I’ve been noticing scarecrows adorning people’s houses as they get their harvest groove on. It occurred to me this morning that this doesn’t make sense – scarecrows would be used in summer, while the corn crop is actually growing, not in the fall when the plants are dying.
In the fall is harvest season…so conceivably, you could use scarecrows in the fall, too. I mean, in warmer climes harvest season is only just beginning.
But scarecrows seem to go with the whole fall thing anyway. Hay rides, scarecrows, and haunted houses. Besides animated scarecrows can be, well, scary, which goes with Halloween.

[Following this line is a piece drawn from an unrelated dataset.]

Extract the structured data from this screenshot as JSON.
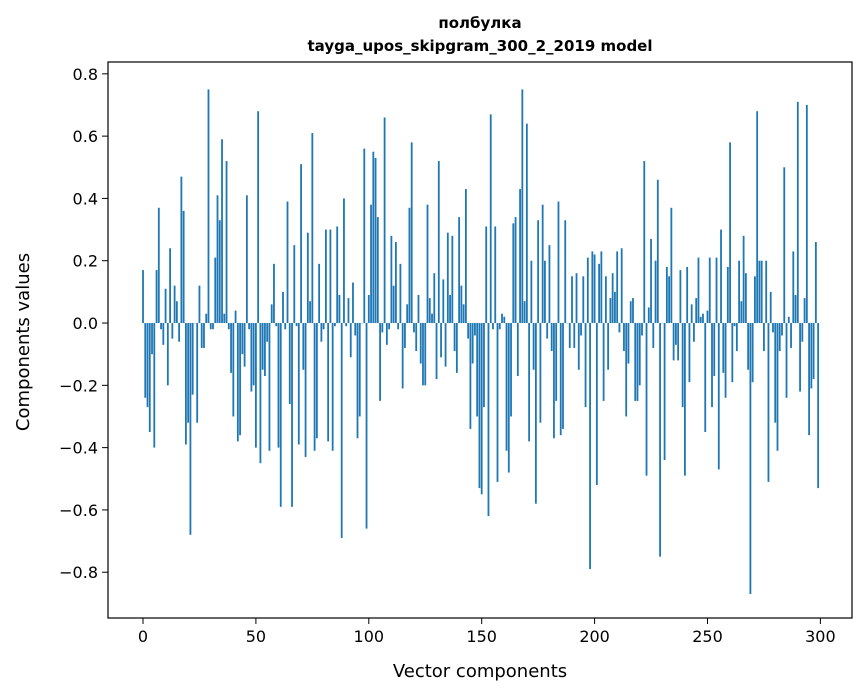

Well, yeah, that’s kind of my question – how did scarecrows come to be fall symbols? Is it that they come out of the cornfields when the harvest is done, or what?
I think I can discount #2. From what I gather, a scarecrow (or its modern versions) are used to deter crows (and other birds) from eating the freshly planted seeds, not the ripened grain…
This is a WAG, not supported by any research ('cause I didn’t do any), but it wouldn’t surprise me to learn that the scarecrow at Halloween is the decendant of the Wicker Man sacrificed in Ye Olden Days.
While it’s possible that humans were stuffed into structures made of straw, it’s more likely that a man-shape was made out of straw and then burned in thanksgiving, or as a sacrifice of the first grains harvested to the gods to ensure plenty.
This may be why it’s the Wizard of Oz straw scarecrow that’s the fall harvest/Halloween image, rather than the ribbony or bird-of-prey shaped ones that are more often used to scare birds in reality.
A farmer down the road from me hangs dead crows around his corn crop. They are upside down, tied at the feet, and hanging off nails at the top of 4x4’s.
I have never seen a live crow in this area.
I would guess that farmers would be more worried about freshly-planted seed corn than ripened grain – but I’m no farmer. (Spent one weekend working on a friend’s farm when I was ten; found out that for farm kids, the weekend doesn’t mean cartoons and daydreaming. Plenty of exercise, though.)
Do scarecrows work? I mean, do they keep crows away? I’d think that after awhile, with the straw figure not showing movement, the crows would just ignore it.
Nice to see a thread about literal strawmen, instead of fallacious arguments.